Общую классификацию попытался осуществить Каллимах, составивший «Каталоги», разделенные по жанрам и соответствующие тем или иным разделам библиотеки: «Каталог авторов, блеснувших в отдельных отраслях» — так назывался каталог, занявший добрых сто двадцать свитков. Этот каталог так или иначе систематизировал свитки. Но он не был ни в коем случае ни картой, ни указателем. Лишь гораздо позже, во времена Дидима, таковые были составлены. «Каталогами» Каллимаха мог пользоваться человек, и без того знающий библиотеку. Кроме того, основанный на критерии, понуждавшем перечислять только тех авторов, которые «блеснули» в том или ином жанре, перечень Каллимаха представлял собой выборку, пусть даже очень обширную, из полного каталога. Эпики, трагики, комедиографы, историки, врачи, риторы, законоведы, разное — вот некоторые из рубрик; шесть разделов поэзии, пять прозы.

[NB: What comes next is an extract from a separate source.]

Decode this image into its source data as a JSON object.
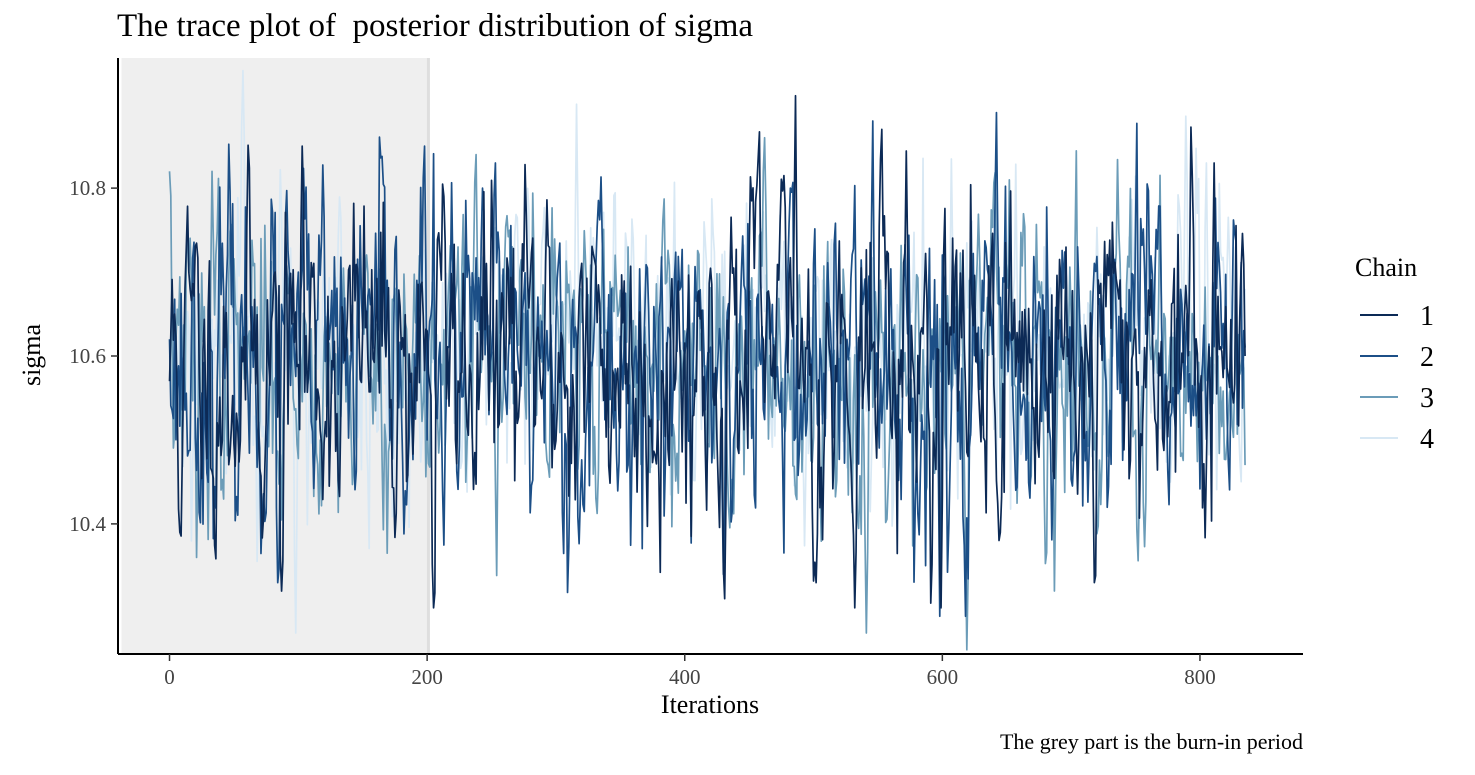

Дух Аристотеля веял между теми полками, среди разложенных по порядку свитков с тех самых пор, как Деметрий воплотил идею учителя: община ученых, изолированная от внешнего мира, располагающая полной библиотекой и местом поклонения музам. Связь еще более окрепла за время долгого пребывания Стратона при александрийском дворе. «Метод и гений Аристотеля, — писал один ученый француз, — предшествовали организации библиотеки». Тем не менее именно полки, предназначенные для его трудов, являли собой жалкое зрелище: почти исключительно произведения, обнародованные Аристотелем при его жизни, между которыми могла затесаться какая-нибудь фальшивка, которую потом было очень трудно разоблачить. И — почти ничего из основополагающих «Трактатов», как их называли ученики. Отсутствие этих трактатов тем более бросалось в глаза, что начинали уже циркулировать списки, голые перечни заглавий, составленные в кругах, близких к школе, и обнаруживавшие, не оставляя места для сомнений или иллюзий, надувательство Нелея. Кроме того, само обилие списков увеличивало риск заполучить фальшивки, тем более что — как несколько веков спустя отмечал такой несравненный знаток, как Иоанн Филопон, — имелись в наличии произведения с тем же названием, но других авторов (Евдем, Фаний, сам Теофраст, если перечислить только самых известных), а также и произведения других Аристотелей, которых с великой поспешностью путали со Стагиритом. Не говоря уже о мании собирать все, что касается Аристотеля, которая обуревала Эвергета: с ней, как говорили, могла сравниться только страсть царя Ливии к собиранию текстов Пифагора.